With its high fiber content, lentils are well known for many health benefits. The intake of high-fiber food is associated with protection against developing type 2 diabetes, colon cancer and ability to lower blood cholesterol levels. Lentils contain even more potassium than a banana that can counteract the damaging effect of sodium and has been shown to lower blood pressure.

Lentils are a great source of folate, and folate helps support and proper nerve functions and red blood cell formation. And even more, the water-soluble vitamin in lentils may help prevent anemia and protect against developing heart disease, cancer, and dementia. Just 100 grams of lentils provides a half of your daily iron needs! Iron plays an integral role in the formation of hemoglobin in the blood.

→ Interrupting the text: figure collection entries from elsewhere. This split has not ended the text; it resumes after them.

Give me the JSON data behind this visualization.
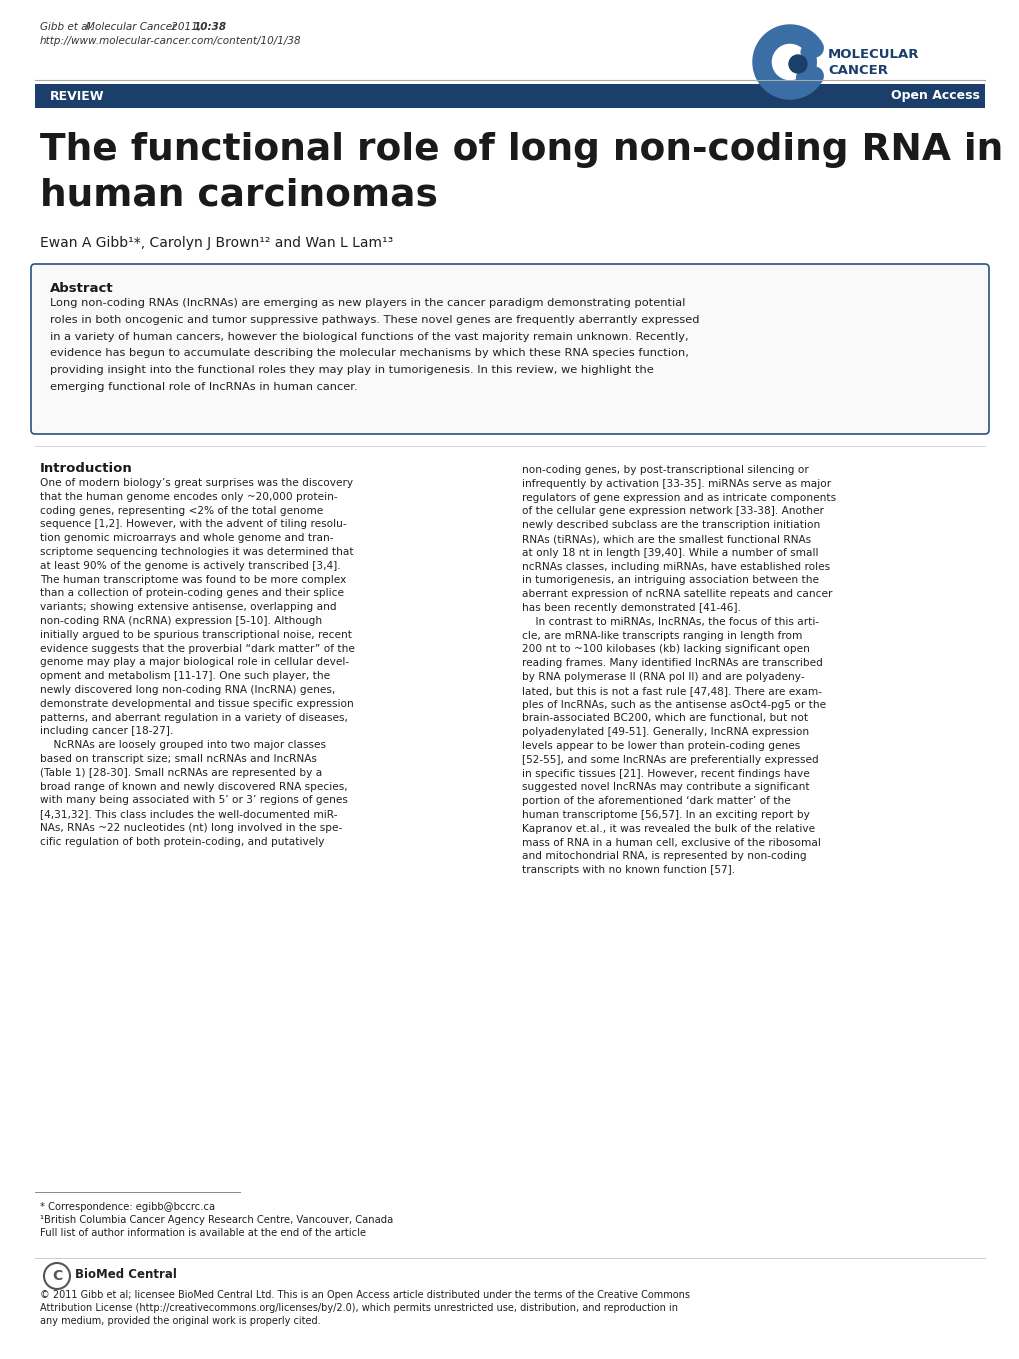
{
  "bg_color": "#ffffff",
  "header_citation": "Gibb et al. Molecular Cancer 2011, 10:38",
  "header_url": "http://www.molecular-cancer.com/content/10/1/38",
  "journal_name_line1": "MOLECULAR",
  "journal_name_line2": "CANCER",
  "review_bar_color": "#1b3f6a",
  "review_text": "REVIEW",
  "open_access_text": "Open Access",
  "title_line1": "The functional role of long non-coding RNA in",
  "title_line2": "human carcinomas",
  "authors": "Ewan A Gibb¹*, Carolyn J Brown¹² and Wan L Lam¹³",
  "abstract_title": "Abstract",
  "abstract_text": "Long non-coding RNAs (lncRNAs) are emerging as new players in the cancer paradigm demonstrating potential\nroles in both oncogenic and tumor suppressive pathways. These novel genes are frequently aberrantly expressed\nin a variety of human cancers, however the biological functions of the vast majority remain unknown. Recently,\nevidence has begun to accumulate describing the molecular mechanisms by which these RNA species function,\nproviding insight into the functional roles they may play in tumorigenesis. In this review, we highlight the\nemerging functional role of lncRNAs in human cancer.",
  "abstract_border_color": "#2a5080",
  "intro_title": "Introduction",
  "intro_col1": "One of modern biology’s great surprises was the discovery\nthat the human genome encodes only ~20,000 protein-\ncoding genes, representing <2% of the total genome\nsequence [1,2]. However, with the advent of tiling resolu-\ntion genomic microarrays and whole genome and tran-\nscriptome sequencing technologies it was determined that\nat least 90% of the genome is actively transcribed [3,4].\nThe human transcriptome was found to be more complex\nthan a collection of protein-coding genes and their splice\nvariants; showing extensive antisense, overlapping and\nnon-coding RNA (ncRNA) expression [5-10]. Although\ninitially argued to be spurious transcriptional noise, recent\nevidence suggests that the proverbial “dark matter” of the\ngenome may play a major biological role in cellular devel-\nopment and metabolism [11-17]. One such player, the\nnewly discovered long non-coding RNA (lncRNA) genes,\ndemonstrate developmental and tissue specific expression\npatterns, and aberrant regulation in a variety of diseases,\nincluding cancer [18-27].\n    NcRNAs are loosely grouped into two major classes\nbased on transcript size; small ncRNAs and lncRNAs\n(Table 1) [28-30]. Small ncRNAs are represented by a\nbroad range of known and newly discovered RNA species,\nwith many being associated with 5’ or 3’ regions of genes\n[4,31,32]. This class includes the well-documented miR-\nNAs, RNAs ~22 nucleotides (nt) long involved in the spe-\ncific regulation of both protein-coding, and putatively",
  "intro_col2": "non-coding genes, by post-transcriptional silencing or\ninfrequently by activation [33-35]. miRNAs serve as major\nregulators of gene expression and as intricate components\nof the cellular gene expression network [33-38]. Another\nnewly described subclass are the transcription initiation\nRNAs (tiRNAs), which are the smallest functional RNAs\nat only 18 nt in length [39,40]. While a number of small\nncRNAs classes, including miRNAs, have established roles\nin tumorigenesis, an intriguing association between the\naberrant expression of ncRNA satellite repeats and cancer\nhas been recently demonstrated [41-46].\n    In contrast to miRNAs, lncRNAs, the focus of this arti-\ncle, are mRNA-like transcripts ranging in length from\n200 nt to ~100 kilobases (kb) lacking significant open\nreading frames. Many identified lncRNAs are transcribed\nby RNA polymerase II (RNA pol II) and are polyadeny-\nlated, but this is not a fast rule [47,48]. There are exam-\nples of lncRNAs, such as the antisense asOct4-pg5 or the\nbrain-associated BC200, which are functional, but not\npolyadenylated [49-51]. Generally, lncRNA expression\nlevels appear to be lower than protein-coding genes\n[52-55], and some lncRNAs are preferentially expressed\nin specific tissues [21]. However, recent findings have\nsuggested novel lncRNAs may contribute a significant\nportion of the aforementioned ‘dark matter’ of the\nhuman transcriptome [56,57]. In an exciting report by\nKapranov et.al., it was revealed the bulk of the relative\nmass of RNA in a human cell, exclusive of the ribosomal\nand mitochondrial RNA, is represented by non-coding\ntranscripts with no known function [57].",
  "footnote1": "* Correspondence: egibb@bccrc.ca",
  "footnote2": "¹British Columbia Cancer Agency Research Centre, Vancouver, Canada",
  "footnote3": "Full list of author information is available at the end of the article",
  "biomedcentral_text": "© 2011 Gibb et al; licensee BioMed Central Ltd. This is an Open Access article distributed under the terms of the Creative Commons\nAttribution License (http://creativecommons.org/licenses/by/2.0), which permits unrestricted use, distribution, and reproduction in\nany medium, provided the original work is properly cited.",
  "title_color": "#1a1a1a",
  "text_color": "#231f20",
  "intro_title_color": "#1a1a1a",
  "logo_arc_color": "#3a6ea5",
  "logo_dot_color": "#1b3f6a",
  "logo_text_color": "#1b3f6a"
}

For vegetarians, getting enough iron is particularly challenging, so regularly consummation of lentils in your diet can help boost your iron intake. Lentils are a very good source of manganese, which is stored mainly in our bones and in major organs including the liver, kidney, and pancreas. Manganese plays a role in protecting against free-radical damage and maintaining normal blood sugar level,

How to prepare it

Lentils do not require soaking and cook much faster than dried beans. Lentils are generally used in soups and stews. Brown and green lentils hold their shape long time when cooking them, and can be added to salads and other dishes. The lentils are soft after cooking and are used mainly in soups and stews and are made into purees.

How to buy lentils

Lentils are dried and are available during the whole year. Lentils are sold in a bulk form or prepackaged in bags or boxes. When buying prepackaged lentils, make sure the packaging has not been damaged and that there is no sign of moisture damage. The more common varieties are found in most food stores but some varieties are only available in Ethnic markets and specialty stores.

Side effects

In some rare cases, lentils caused the food intolerance reaction or migraine headaches in some people. In these cases, the lentils should be eliminated from the diet. Lentils contain a number of toxic compounds that may interfere with the action or absorption of vitamins. They also contain anti-vitamin E compound. Heating and cooking remove most of these substances, but to compensate for any vitamin loss, it is known practice to balance legume consumption with some fruits and vegetables.